Due to the lack of protection that could prevent the use of children in armed conflicts, for many the ICC is often a means and remedy of last resort after such crimes were already committed. This is explicitly acknowledged in the Prosecutor’s Policy on Children, which recognizes “the  importance  of  the  effective  investigation  and  prosecution  of crimes  against  or affecting  children”. As several crimes under the Court’s mandate “disproportionately affect  children,  such  as the  war  crime  of attacks on buildings dedicated to education and healthcare”, the Prosecutor and her staff will at all times consider in its activities the child’s best interests, rights and well-being. However, while the Prosecutor’s Children Policy “considers ‘children’ to be persons who have not yet attained the age of eighteen” – and so does the OPAC which prohibits the conscription into the military of children below 18 – the ICC crime of using, enlisting and conscripting child soldiers only protects child soldiers up to 15 years of age. This results in an impunity gap for ‘child soldier’ crimes committed against children aged between 15 and 18 years.

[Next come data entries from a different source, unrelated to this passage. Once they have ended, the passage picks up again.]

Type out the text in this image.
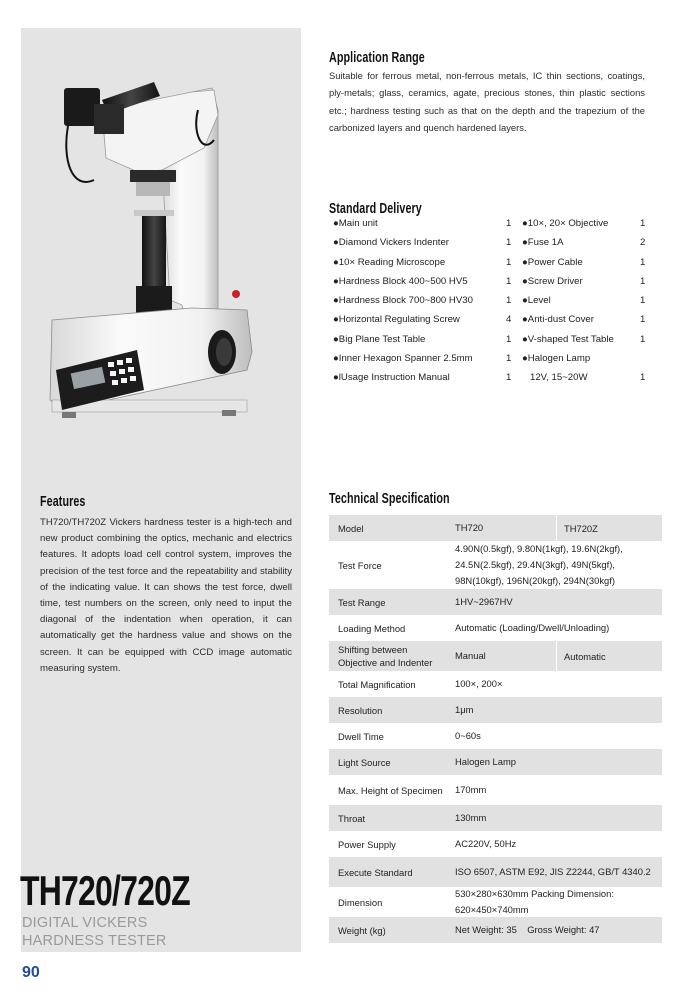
Features

TH720/TH720Z Vickers hardness tester is a high-tech and new product combining the optics, mechanic and electrics features. It adopts load cell control system, improves the precision of the test force and the repeatability and stability of the indicating value. It can shows the test force, dwell time, test numbers on the screen, only need to input the diagonal of the indentation when operation, it can automatically get the hardness value and shows on the screen. It can be equipped with CCD image automatic measuring system.

TH720/720Z
DIGITAL VICKERS
HARDNESS TESTER
90
Application Range

Suitable for ferrous metal, non-ferrous metals, IC thin sections, coatings, ply-metals; glass, ceramics, agate, precious stones, thin plastic sections etc.; hardness testing such as that on the depth and the trapezium of the carbonized layers and quench hardened layers.

Standard Delivery
●Main unit	1 ●10×, 20× Objective	1
●Diamond Vickers Indenter	1 ●Fuse 1A	2
●10× Reading Microscope	1 ●Power Cable	1
●Hardness Block 400~500 HV5	1 ●Screw Driver	1
●Hardness Block 700~800 HV30	1 ●Level	1
●Horizontal Regulating Screw	4 ●Anti-dust Cover	1
●Big Plane Test Table	1 ●V-shaped Test Table	1
●Inner Hexagon Spanner 2.5mm	1 ●Halogen Lamp
●lUsage Instruction Manual	1 12V, 15~20W	1
Technical Specification
Model	TH720	TH720Z
Test Force
4.90N(0.5kgf), 9.80N(1kgf), 19.6N(2kgf), 24.5N(2.5kgf), 29.4N(3kgf), 49N(5kgf), 98N(10kgf), 196N(20kgf), 294N(30kgf)
Test Range	1HV~2967HV
Loading Method	Automatic (Loading/Dwell/Unloading)
Shifting between Objective and Indenter
Manual	Automatic
Total Magnification	100×, 200×
Resolution	1μm
Dwell Time	0~60s
Light Source	Halogen Lamp
Max. Height of Specimen	170mm
Throat	130mm
Power Supply	AC220V, 50Hz
Execute Standard	ISO 6507, ASTM E92, JIS Z2244, GB/T 4340.2
Dimension
530×280×630mm Packing Dimension: 620×450×740mm
Weight (kg)	Net Weight: 35    Gross Weight: 47
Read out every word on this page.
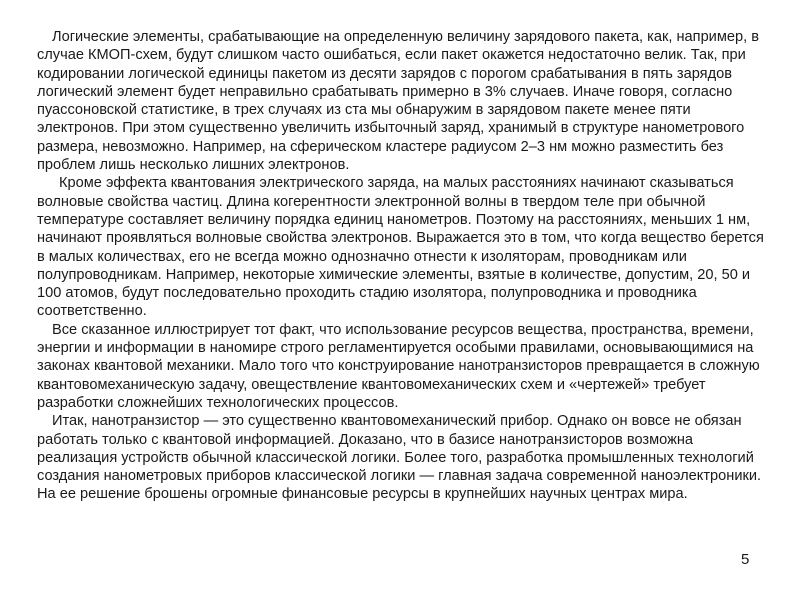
Логические элементы, срабатывающие на определенную величину зарядового пакета, как, например, в случае КМОП-схем, будут слишком часто ошибаться, если пакет окажется недостаточно велик. Так, при кодировании логической единицы пакетом из десяти зарядов с порогом срабатывания в пять зарядов логический элемент будет неправильно срабатывать примерно в 3% случаев. Иначе говоря, согласно пуассоновской статистике, в трех случаях из ста мы обнаружим в зарядовом пакете менее пяти электронов. При этом существенно увеличить избыточный заряд, хранимый в структуре нанометрового размера, невозможно. Например, на сферическом кластере радиусом 2–3 нм можно разместить без проблем лишь несколько лишних электронов.

Кроме эффекта квантования электрического заряда, на малых расстояниях начинают сказываться волновые свойства частиц. Длина когерентности электронной волны в твердом теле при обычной температуре составляет величину порядка единиц нанометров. Поэтому на расстояниях, меньших 1 нм, начинают проявляться волновые свойства электронов. Выражается это в том, что когда вещество берется в малых количествах, его не всегда можно однозначно отнести к изоляторам, проводникам или полупроводникам. Например, некоторые химические элементы, взятые в количестве, допустим, 20, 50 и 100 атомов, будут последовательно проходить стадию изолятора, полупроводника и проводника соответственно.

Все сказанное иллюстрирует тот факт, что использование ресурсов вещества, пространства, времени, энергии и информации в наномире строго регламентируется особыми правилами, основывающимися на законах квантовой механики. Мало того что конструирование нанотранзисторов превращается в сложную квантовомеханическую задачу, овеществление квантовомеханических схем и «чертежей» требует разработки сложнейших технологических процессов.

Итак, нанотранзистор — это существенно квантовомеханический прибор. Однако он вовсе не обязан работать только с квантовой информацией. Доказано, что в базисе нанотранзисторов возможна реализация устройств обычной классической логики. Более того, разработка промышленных технологий создания нанометровых приборов классической логики — главная задача современной наноэлектроники. На ее решение брошены огромные финансовые ресурсы в крупнейших научных центрах мира.

5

Indubitably, the interests of children are best served when they can grow up in an environment free of violence, and of war and despair – and instead, grow up with access to education, time to play, and time to develop to become the best versions of themselves. Recruitment into an armed group deprives many children of an otherwise safe and normal childhood. It is to their credit that so many find a way to move on. Therefore, it is pivotal that all States sign and ratify the Optional Protocol to the Convention on the Rights of the Child on the involvement of children in armed conflict, and – most of all – abide by its provisions. It is also crucial that current child soldiers are freed and reunited with their families. And, when all else fails, amending the ICC crimes relating to child soldiers to enhance the scope of protection should be a priority.